"Renewable Asset Management" - an industry growing up
The good news is that the installed base of operational renewable energy assets are growing at a super rapid rate. Even better news is that renewable energy assets are quickly becoming an established asset class for all sorts of investors. Every day new investors are entering the market - they’re cashed up and ready to deploy capital.
These investors expect the same diligence and professionalism of the management of their renewable energy assets as they do from any other asset class. This includes timely information, transparency, streamlined processes, and tools to identify and mitigate risks.
Yet our industry is still so young. Asset management is a fast growing and dynamic new area of the renewable energy economy. As is the case with any developing service, the challenge is to find and standardize the scope of activities .
Within the solar industry, the term is often used interchangeably with Operations and Maintenance (O&M). But O&M is just an element of the complete scope of asset management. Some people argue that asset management is today, where O&M was 5 years ago.
Am owner/operator's goal is to maximize asset value by optimizing both physical assets and administrative processes. Maintaining returns in the long-term requires accurate forecasting, ensuring performance of assets, and delivering on all administrative and financial agreements.
This process has become more complicated by evolving regulatory frameworks, which often require business models to adapt quickly. An example is the reconciliation of feed-in tariff revenue in countries that have had retroactive cuts - these regulatory changes make the tasks of the Asset Manager more difficult.
Trend 1 - Decline of margins
The primary driver of the industry growth are the declining investment costs and operating costs of the generating assets. But as the costs decline, the fees allocated to asset management are also declining. As the industry matures, asset owners can no longer afford relaxed business and accounting practices. The best asset managers have found that previously insignificant oversights can be very costly as their solar portfolios scale. So for 2016 we predict that asset managers have to face lower margins while bringing higher efforts.
Trend 2 - Better scope of needs
In 2016, renewable asset managers will become more aware of their needs to run a streamlined asset management operation. Their experience will allow them to write a list of requirements of what's needed to be able to excel at solar asset management including type of staff, the type of business processes, and the types of tools needed to support those processes.
Trend 3 - More streamlined data acquisition and integration
One of the major pain points for asset holders is the data quality, assuming there is any data at all. This data includes, but is not limited to production data collected from measurement devices, inverters, meters, and weather stations.
One of particular interest will be getting information from the field. At the end of the day, measuring devices can only tell you so much. They don't replace human eyes that go to the site and identify potential problems that have not yet been reflected in the data.
2016 will not only see the quality and quantity of data improve, but the integrating and normalizing data will improve on an industry level - so much so it will be comparable across an entire portfolio.

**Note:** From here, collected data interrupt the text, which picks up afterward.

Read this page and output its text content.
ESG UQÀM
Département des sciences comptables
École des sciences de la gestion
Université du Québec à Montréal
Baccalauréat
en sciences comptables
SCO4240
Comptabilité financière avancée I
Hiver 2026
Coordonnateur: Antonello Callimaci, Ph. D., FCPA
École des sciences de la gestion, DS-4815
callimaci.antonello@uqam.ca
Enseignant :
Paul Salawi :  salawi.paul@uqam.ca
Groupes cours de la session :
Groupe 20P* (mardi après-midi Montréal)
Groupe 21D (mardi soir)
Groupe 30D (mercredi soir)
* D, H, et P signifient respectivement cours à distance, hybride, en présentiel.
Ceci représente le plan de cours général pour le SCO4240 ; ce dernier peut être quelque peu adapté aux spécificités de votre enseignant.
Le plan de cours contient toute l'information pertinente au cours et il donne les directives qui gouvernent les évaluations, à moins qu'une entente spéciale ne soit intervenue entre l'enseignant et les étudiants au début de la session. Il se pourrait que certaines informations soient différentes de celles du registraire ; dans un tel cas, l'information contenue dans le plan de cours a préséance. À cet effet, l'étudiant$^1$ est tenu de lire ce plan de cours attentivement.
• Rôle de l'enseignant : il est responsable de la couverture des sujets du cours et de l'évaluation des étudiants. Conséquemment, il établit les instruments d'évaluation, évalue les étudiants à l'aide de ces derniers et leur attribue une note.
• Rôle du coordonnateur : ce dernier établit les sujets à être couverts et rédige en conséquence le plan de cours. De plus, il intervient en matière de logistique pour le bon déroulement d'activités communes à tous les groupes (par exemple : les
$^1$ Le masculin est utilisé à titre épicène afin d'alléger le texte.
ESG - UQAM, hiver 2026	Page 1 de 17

Trend 4 - Solar will no longer stand on its own
We believe energy storage will be the killer app for solar. Combining solar and storage creates a dispatchable asset that can replace almost any grid service. Even more, costs are declining. Immediate opportunities will be the ability to provide ancillary services, time shifting, peak shaving, and demand charge reductions.
In 2016 we will see the development of new business models that integrate not only storage, but other progressive energy sources into single projects. These projects include microgrids, and off-grid projects. They will combine assets that will generate revenue at varied rates, lifting the requirements for solar asset management to an entirely new level.
Trend 5 - Emergence of better tools
The staffing of solar asset management is done primarily by knowledge workers with significant expertise and training. Staffing in the solar asset management space will completely transform to include trained engineers who maintain solar assets, trained financial accountants who maintain the financial reports, and lawyers who ensure regulatory and contract compliance.
Knowledge workers are not cheap, meaning asset owner-operators will have to look at how they can best leverage those knowledge worker skills in the most economical way.
We see opportunities for the development of software and integrated systems that will free knowledge workers from repetitive tasks such as transporting data into different tools and reports. These tools are available within other industries, but nothing that specifically addresses the needs of the solar industry.
We predict that in 2016, management will increase the use of new and better tools for capturing data, normalizing and standardizing information, auditing data integrity, and creating insightful reports. These tools will allow team members to automate work flows, which will free up their valuable resources. This way they will have more time to focus on the analytics and increasing asset value.